In State v. Hawkins, 326 Md. 270, 279, 604 A.2d 489 (1992), the Court considered the effect of two police officers' testimony regarding the defendant's interrogation. One witness testified that the defendant gave inconsistent versions of who committed a murder and, as a result, "I went out of my office into Sergeant Bane's office and told him what had happened. He came back into the polygraph suite -- (witness slapped hand on witness table) -- I'm sorry -- came back into my office and said, told the Defendant that she was under arrest." Id. at 274. The other officer made a passing reference to the defendant's being "in the area next to the polygraph room . . . ." Id. at 275. The trial court denied a motion for a mistrial.
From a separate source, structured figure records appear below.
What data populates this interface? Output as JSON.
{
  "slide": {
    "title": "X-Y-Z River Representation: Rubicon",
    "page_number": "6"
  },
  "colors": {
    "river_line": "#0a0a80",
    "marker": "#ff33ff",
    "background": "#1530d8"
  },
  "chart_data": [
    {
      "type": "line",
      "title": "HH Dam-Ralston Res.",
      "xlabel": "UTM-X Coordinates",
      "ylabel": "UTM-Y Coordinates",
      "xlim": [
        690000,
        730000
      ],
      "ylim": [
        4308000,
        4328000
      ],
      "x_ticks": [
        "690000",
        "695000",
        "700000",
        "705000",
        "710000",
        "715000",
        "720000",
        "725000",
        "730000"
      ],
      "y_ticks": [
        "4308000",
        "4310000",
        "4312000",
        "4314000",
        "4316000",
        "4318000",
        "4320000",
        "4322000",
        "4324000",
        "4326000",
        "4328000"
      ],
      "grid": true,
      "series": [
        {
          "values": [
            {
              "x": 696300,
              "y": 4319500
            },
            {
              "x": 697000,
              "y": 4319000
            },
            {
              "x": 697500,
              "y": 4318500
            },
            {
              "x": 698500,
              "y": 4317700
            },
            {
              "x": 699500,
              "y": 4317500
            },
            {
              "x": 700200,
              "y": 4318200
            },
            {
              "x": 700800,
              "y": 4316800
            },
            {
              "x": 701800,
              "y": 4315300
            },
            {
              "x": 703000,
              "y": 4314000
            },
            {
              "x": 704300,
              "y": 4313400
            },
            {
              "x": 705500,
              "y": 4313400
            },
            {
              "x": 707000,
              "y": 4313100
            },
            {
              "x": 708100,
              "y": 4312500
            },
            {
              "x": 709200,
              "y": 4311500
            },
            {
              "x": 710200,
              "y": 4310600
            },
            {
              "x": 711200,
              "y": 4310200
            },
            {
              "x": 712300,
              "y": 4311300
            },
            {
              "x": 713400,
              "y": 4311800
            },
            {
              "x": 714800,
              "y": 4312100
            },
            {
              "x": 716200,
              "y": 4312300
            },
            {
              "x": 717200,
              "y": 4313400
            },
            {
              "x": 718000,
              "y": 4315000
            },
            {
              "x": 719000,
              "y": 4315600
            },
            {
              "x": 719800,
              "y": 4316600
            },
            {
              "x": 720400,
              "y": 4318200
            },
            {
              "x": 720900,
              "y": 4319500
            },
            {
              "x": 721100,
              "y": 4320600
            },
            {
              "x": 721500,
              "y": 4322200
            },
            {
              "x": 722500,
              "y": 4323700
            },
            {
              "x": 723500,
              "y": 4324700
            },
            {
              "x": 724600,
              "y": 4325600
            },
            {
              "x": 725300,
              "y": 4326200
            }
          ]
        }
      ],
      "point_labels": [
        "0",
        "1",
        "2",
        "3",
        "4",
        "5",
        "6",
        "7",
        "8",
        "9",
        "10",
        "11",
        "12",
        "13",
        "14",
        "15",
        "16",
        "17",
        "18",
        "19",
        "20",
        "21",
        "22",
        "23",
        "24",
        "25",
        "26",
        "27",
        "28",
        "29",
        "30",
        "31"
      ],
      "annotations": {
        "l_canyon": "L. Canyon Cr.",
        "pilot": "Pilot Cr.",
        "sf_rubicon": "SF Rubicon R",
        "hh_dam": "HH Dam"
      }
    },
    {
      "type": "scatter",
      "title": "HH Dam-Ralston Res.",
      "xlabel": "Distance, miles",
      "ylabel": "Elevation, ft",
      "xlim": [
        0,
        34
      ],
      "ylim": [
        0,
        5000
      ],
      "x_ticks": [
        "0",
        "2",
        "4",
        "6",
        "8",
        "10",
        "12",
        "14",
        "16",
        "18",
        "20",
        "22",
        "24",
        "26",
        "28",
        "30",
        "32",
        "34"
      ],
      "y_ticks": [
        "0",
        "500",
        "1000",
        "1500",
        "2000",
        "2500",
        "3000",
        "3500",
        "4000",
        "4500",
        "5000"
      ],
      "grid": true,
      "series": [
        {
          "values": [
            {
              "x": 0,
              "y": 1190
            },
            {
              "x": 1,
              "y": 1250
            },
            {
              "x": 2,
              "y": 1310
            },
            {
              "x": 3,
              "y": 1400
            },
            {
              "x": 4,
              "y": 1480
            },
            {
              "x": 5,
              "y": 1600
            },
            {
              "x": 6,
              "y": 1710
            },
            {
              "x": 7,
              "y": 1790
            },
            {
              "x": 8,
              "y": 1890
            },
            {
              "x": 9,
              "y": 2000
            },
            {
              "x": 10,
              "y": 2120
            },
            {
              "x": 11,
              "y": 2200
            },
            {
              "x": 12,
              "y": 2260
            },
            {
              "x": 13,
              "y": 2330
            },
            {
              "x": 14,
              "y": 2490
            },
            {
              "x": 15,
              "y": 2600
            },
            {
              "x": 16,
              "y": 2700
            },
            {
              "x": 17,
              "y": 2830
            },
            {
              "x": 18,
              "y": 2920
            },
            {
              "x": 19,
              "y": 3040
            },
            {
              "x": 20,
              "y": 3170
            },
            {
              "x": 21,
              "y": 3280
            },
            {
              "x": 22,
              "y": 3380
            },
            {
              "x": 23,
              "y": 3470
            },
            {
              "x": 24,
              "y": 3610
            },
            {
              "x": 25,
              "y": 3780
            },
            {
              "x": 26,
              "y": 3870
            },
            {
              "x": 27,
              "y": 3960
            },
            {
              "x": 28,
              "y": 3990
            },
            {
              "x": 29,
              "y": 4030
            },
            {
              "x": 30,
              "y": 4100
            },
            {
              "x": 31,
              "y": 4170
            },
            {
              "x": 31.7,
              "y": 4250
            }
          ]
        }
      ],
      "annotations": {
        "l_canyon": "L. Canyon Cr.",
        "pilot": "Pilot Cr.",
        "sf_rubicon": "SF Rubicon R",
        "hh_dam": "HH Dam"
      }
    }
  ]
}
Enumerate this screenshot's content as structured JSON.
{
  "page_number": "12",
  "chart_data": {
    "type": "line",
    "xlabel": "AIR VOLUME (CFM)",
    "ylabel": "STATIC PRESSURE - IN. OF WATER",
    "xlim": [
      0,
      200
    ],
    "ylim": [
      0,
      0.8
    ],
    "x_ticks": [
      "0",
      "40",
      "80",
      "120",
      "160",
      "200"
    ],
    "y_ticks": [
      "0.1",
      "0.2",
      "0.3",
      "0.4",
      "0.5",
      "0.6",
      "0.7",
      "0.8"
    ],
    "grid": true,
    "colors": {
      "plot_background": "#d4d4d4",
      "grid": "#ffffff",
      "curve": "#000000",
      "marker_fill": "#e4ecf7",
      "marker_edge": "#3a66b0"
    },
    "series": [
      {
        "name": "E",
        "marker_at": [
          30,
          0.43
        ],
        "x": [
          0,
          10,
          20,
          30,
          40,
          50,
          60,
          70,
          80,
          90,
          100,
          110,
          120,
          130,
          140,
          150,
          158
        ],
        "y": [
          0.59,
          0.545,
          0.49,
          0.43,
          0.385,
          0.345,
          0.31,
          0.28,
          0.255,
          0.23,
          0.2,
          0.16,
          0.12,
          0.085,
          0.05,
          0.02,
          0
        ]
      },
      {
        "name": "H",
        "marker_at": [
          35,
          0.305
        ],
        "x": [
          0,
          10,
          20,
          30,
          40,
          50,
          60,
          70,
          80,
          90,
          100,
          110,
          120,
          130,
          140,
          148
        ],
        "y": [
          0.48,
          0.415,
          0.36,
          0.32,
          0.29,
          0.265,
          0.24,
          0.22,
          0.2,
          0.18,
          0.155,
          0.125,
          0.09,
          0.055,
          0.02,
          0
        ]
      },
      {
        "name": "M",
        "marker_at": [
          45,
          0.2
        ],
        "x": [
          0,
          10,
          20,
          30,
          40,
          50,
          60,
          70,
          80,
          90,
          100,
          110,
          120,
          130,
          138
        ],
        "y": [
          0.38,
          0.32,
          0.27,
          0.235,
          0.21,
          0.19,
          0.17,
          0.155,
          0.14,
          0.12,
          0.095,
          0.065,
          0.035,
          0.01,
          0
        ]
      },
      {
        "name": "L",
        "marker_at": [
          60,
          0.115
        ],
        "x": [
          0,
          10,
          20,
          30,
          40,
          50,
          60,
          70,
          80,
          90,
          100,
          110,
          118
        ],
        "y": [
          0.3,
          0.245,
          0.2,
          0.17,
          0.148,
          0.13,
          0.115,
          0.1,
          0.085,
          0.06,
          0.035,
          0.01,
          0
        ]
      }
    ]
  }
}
Id. at 276. First noting that the blurts were uttered "without nefarious intent," id. at 277, the Court determined that the trial court did not abuse its discretion in denying the motion for a new trial: The fundamental rationale in leaving the matter of prejudice vel non to the sound discretion of the trial judge is that the judge is in the best position to evaluate it. The judge is physically on the scene, able to observe matters not usually reflected in a cold record. The judge is able to ascertain the demeanor of the witnesses and to note the reaction of the jurors and counsel to inadmissible matters. That is to say, the judge has his finger on the pulse of the trial. Supporting the denial of the motion by the judge here was that the references to "polygraph" were not solicited or pursued by the prosecutor. All that the officers voiced, without embellishment, was the taboo word "polygraph". Neither officer stated that Hawkins had taken a polygraph test or had expressed her willingness or unwillingness to take it. Id. at 278. The Court held that the defendant "suffered prejudice by reason of her conviction of the count of accessory after the fact, which was inconsistent with the conviction for first-degree murder, because the guilty verdict subjected her to punishment." Id. at 290. In the trial court, defense counsel never objected to any instruction given to the jury and interposed no objection when the jury returned the verdicts, which appellant now says were inconsistent. More important, no sentence was imposed for either the depraved-heart second-degree murder or the involuntary-manslaughter conviction. Appellant was, therefore, not prejudiced.